If I were to suggest to you that you ought to read a book about a shipwreck and an alien, would you read it? If someone had made that recommendation to me, I perhaps would never have picked up this novel. And that would have been my great loss. Fortunately being a bookseller, a lot of books cross my path that I might otherwise not have come into contact with, and there are the chance meetings with novels that bring me treasures unexpected. This book is one of those.
To be honest, I almost feel as if I’ve been slimed – just like the Ghostbusters crew when they encountered their first real phastasm. This book is a viscous, rancid devil of a book. It’s clammy and close, and its use of language is utterly alluring.
You are set right on board the ship and only a page into it when you get your first glimpse, as reader, that something’s a little different. There’s something more here. And on you go. And down you go. Down with the ship you go. And down, down, down into the depths of shipwreck despair. The book has by now wrapped a strong tentacle around its reader and there is no getting away from it.
Back on dry land, the reader follows the troubled shipwreck survivor George into family life, and something from the depths of the ocean follows him as well. He is wracked with survivor guilt. He has children, Henry and Georgie. Henry becomes a host to the shape-shifting alien, which takes the form of a birthmark on the boy. Henry feeds it. Through it, Henry has access to other worlds, other depths, other feelings. Henry is given the universe, and at times when his mark leaves him, he is left feeling bereft and stupid.
There is death, debris and decay throughout this novel. Henry has a strange collection. A butcher’s assistant shows Henry a dead man – who is missing his head, lying in the grass not far from town. There’s an unwanted baby. A child dies. Rawson critiques the way human life stomps around, angrily smashing at everything in its path. It could have been a terribly bleak novel. It isn’t. It’s a novel with joy at its heart. It’s a novel which celebrates life. Which finally asks the question, “Isn’t this enough?”

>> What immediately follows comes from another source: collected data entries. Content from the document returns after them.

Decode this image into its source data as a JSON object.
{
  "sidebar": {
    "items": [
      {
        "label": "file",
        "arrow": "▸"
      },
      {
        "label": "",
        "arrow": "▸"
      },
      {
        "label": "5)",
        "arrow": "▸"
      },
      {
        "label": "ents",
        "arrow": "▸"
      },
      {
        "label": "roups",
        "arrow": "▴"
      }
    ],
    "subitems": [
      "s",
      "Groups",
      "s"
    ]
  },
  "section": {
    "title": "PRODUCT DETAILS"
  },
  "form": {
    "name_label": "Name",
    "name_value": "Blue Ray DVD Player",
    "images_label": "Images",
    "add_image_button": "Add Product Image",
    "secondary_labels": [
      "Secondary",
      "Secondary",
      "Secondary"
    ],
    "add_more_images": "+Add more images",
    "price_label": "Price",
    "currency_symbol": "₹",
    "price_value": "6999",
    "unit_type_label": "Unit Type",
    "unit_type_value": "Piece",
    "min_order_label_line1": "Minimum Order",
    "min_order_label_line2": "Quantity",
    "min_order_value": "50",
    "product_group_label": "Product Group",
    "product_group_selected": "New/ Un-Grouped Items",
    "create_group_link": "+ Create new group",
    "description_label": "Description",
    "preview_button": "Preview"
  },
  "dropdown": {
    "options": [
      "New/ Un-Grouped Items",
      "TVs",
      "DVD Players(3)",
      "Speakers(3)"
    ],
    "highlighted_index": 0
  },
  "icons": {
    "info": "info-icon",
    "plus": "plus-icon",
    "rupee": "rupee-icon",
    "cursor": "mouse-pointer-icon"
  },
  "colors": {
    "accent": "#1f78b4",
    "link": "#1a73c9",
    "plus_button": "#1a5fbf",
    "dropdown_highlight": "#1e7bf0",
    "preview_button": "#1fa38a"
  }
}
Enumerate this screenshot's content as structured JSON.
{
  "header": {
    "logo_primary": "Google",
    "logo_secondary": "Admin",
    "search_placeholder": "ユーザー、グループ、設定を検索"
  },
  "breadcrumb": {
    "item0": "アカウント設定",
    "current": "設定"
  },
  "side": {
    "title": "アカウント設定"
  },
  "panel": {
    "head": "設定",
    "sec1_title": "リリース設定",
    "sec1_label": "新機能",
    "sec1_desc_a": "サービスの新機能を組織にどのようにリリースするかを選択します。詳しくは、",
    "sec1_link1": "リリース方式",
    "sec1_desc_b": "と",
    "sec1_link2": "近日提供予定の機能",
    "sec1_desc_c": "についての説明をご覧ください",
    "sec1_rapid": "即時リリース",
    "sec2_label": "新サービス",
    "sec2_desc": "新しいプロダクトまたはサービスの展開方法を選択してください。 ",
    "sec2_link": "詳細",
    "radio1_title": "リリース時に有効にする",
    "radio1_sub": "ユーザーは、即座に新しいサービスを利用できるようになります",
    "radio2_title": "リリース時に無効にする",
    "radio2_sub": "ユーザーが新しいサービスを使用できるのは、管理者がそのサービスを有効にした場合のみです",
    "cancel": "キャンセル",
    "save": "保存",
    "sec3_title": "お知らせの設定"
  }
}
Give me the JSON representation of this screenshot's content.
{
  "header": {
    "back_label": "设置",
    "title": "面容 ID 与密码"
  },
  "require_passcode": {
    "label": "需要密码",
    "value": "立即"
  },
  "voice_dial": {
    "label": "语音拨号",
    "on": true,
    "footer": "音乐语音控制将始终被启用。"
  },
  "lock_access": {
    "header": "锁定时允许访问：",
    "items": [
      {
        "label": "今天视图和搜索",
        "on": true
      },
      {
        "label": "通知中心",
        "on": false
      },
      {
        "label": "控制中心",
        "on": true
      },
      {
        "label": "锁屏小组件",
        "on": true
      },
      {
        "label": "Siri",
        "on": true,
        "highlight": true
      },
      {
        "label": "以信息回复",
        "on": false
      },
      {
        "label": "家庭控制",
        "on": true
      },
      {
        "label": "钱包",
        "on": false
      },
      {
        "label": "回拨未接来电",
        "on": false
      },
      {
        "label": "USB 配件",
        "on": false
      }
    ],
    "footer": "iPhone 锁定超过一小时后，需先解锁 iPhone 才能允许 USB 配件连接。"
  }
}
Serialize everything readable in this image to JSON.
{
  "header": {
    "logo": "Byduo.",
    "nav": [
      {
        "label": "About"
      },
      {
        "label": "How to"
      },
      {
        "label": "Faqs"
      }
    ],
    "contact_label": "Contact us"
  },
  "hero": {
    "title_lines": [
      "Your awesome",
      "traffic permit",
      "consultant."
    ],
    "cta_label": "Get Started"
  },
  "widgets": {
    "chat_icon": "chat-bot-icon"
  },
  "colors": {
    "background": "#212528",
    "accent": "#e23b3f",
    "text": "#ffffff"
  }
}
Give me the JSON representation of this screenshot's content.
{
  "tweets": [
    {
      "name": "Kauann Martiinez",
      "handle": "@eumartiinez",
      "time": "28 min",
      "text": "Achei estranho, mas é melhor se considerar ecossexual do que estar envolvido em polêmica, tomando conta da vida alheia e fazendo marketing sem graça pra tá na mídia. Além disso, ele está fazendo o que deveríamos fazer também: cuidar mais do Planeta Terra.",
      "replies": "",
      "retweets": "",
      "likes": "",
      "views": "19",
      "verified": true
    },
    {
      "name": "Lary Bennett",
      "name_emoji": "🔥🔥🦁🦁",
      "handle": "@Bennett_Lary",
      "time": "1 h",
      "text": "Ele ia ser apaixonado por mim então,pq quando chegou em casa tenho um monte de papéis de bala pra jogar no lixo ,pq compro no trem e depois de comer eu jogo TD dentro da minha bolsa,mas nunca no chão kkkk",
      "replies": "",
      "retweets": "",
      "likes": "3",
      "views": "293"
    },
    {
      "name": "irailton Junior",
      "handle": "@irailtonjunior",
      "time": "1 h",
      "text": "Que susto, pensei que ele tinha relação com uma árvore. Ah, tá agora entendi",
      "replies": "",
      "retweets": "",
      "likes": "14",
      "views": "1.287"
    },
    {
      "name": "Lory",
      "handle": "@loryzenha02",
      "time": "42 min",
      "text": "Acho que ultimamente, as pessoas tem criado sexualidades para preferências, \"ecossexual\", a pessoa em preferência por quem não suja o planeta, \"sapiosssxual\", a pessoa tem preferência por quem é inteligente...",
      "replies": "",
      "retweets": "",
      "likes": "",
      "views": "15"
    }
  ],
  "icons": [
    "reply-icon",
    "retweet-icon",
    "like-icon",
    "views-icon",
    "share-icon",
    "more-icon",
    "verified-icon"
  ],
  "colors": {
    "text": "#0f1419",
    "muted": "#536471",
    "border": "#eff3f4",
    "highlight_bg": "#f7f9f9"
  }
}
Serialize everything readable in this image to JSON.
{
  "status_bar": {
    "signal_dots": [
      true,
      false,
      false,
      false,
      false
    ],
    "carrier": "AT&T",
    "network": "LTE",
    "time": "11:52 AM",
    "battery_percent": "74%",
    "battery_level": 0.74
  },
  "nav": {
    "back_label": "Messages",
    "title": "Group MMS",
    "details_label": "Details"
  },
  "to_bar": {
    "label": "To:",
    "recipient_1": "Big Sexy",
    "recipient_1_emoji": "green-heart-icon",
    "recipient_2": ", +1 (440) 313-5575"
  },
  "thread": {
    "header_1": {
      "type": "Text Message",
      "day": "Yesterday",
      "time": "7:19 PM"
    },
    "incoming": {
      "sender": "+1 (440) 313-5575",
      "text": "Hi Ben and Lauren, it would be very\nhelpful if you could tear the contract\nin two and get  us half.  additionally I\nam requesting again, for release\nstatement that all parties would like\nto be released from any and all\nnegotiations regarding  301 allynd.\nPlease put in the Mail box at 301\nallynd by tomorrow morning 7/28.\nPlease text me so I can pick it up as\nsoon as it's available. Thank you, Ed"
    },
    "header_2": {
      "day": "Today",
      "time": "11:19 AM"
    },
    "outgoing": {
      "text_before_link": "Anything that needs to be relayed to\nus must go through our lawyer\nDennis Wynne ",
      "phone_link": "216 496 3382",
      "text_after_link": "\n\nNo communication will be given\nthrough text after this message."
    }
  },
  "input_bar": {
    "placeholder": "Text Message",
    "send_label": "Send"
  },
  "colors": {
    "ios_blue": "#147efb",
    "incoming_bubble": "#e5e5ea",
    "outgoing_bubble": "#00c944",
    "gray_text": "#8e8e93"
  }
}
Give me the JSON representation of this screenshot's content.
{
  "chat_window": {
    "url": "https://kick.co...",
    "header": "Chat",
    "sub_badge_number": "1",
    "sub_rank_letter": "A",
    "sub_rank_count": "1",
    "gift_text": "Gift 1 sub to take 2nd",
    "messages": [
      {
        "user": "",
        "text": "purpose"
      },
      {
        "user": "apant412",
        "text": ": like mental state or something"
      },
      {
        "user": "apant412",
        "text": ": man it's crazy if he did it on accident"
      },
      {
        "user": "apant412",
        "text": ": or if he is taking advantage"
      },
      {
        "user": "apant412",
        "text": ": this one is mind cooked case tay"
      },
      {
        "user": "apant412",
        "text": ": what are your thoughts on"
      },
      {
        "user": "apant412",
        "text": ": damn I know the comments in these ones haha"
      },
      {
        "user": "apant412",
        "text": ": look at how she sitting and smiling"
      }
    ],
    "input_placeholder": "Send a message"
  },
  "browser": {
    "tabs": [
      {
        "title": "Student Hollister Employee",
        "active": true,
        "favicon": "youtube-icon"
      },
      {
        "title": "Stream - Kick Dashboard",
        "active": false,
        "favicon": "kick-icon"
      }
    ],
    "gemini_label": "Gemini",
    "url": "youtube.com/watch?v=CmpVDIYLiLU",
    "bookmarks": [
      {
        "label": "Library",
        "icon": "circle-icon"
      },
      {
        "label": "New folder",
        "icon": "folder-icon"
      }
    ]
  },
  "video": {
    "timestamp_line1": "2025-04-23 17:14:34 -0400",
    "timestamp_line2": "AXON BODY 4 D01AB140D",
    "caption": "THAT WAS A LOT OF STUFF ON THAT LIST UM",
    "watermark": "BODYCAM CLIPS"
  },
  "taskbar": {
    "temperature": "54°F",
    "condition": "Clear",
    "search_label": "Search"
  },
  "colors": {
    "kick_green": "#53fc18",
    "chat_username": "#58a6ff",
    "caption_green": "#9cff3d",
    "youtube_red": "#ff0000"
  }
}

First and foremost, it’s a novel which celebrates language, and storytelling, and how transportive these gifts can be when they are used with such assured and competent skill. While it is based on events surrounding a real shipwreck off South Australia, it is not exactly historical fiction. While it has a shape-shifting alien, and chapters are told in the alien’s ‘voice’, it is not science fiction. It is something else entirely. Read it.